Wagstaff listed one of those threats as competition from other jurisdictions, stressing that “our market share has been broadly stagnant for the last decade,” and that the London Market’s largest category of business, primary insurance, which makes up around 70% of what the market does, has only grown by around 1% during the period.

On the reinsurance side of the business, Wagstaff explained that a decline in market share has occurred.

She said: “If you look at reinsurance, our market share has shrunk by 2% in the last decade and that’s because really, we’re not as competitive on cost, and the cost-of-capital particularly, in that sector of the market as some of our competitors are.”

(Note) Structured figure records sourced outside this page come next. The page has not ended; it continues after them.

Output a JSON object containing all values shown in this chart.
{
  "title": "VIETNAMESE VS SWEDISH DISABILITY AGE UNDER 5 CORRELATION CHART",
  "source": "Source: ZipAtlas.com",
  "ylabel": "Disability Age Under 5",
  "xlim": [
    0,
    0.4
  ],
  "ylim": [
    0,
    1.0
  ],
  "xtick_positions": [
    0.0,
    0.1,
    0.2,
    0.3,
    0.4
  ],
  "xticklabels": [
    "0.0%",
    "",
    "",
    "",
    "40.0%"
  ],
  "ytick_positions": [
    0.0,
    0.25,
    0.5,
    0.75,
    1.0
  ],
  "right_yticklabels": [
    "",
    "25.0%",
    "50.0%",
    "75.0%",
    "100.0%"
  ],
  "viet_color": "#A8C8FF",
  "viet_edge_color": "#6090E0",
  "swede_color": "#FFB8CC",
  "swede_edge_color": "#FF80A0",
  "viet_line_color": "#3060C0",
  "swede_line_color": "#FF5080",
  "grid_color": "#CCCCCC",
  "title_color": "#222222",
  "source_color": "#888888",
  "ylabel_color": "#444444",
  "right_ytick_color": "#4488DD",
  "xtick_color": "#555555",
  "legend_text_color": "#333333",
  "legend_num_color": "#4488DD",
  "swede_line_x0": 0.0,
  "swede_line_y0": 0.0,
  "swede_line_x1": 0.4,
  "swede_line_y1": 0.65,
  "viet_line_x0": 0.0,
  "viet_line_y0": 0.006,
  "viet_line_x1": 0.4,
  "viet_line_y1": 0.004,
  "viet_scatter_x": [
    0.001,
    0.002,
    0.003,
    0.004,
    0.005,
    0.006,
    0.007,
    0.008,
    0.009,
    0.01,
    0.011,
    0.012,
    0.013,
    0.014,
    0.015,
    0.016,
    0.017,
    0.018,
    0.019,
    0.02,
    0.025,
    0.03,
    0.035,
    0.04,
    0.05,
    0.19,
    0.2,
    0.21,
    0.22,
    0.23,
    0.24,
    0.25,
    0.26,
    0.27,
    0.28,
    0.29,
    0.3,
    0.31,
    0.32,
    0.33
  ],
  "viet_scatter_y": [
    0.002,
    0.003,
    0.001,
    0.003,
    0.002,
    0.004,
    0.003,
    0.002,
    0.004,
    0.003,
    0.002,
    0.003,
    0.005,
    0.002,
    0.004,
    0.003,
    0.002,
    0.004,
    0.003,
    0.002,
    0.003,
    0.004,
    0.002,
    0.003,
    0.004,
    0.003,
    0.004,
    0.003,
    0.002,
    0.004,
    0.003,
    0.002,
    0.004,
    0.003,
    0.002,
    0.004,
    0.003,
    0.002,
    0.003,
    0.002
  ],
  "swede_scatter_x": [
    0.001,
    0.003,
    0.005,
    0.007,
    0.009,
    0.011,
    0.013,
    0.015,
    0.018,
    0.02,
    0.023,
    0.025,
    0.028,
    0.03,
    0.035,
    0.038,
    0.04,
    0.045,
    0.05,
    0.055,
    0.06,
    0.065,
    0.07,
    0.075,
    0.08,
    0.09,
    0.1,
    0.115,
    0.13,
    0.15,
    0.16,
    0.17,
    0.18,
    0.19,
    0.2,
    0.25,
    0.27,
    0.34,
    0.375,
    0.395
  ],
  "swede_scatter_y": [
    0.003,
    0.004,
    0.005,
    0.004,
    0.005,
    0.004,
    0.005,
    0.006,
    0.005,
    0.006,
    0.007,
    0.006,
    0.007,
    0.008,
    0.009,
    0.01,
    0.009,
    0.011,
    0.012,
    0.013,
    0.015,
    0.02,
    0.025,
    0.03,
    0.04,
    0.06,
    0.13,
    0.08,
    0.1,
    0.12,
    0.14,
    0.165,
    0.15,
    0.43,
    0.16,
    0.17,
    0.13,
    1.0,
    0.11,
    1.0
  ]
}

Currently, at the specialist Lloyd’s, London, and wider UK re/insurance market it is more costly than some other jurisdictions, both from a regulatory and operating standpoint. Analysts have noted that while Lloyd’s is currently in the process of a digital transformation, driven in part by its need to bring down costs, these measures won’t apply to London Market companies and re/insurers elsewhere in the UK, suggesting the challenge around operating costs will persist.

In his remarks, Croft noted that over the years, “there’s been a tendency for capital requirements to be more strictly introduced into the UK market than they maybe are in other countries. But its combination of regulatory and operational costs that’s a challenge in London. But we think that the additional burden of regulation is a significant factor in that.

“The opportunities are there… that greater regulatory precision could achieve the same ends without causing unnecessary costs on our sector where they’re not dealing directly with members of the public”,  Croft added.

Industry experts believe that the decline in global reinsurance market share shows that the London and wider UK market needs to address its cost-of-capital issue or risk losing more business to other regions, which might be viewed as more efficient.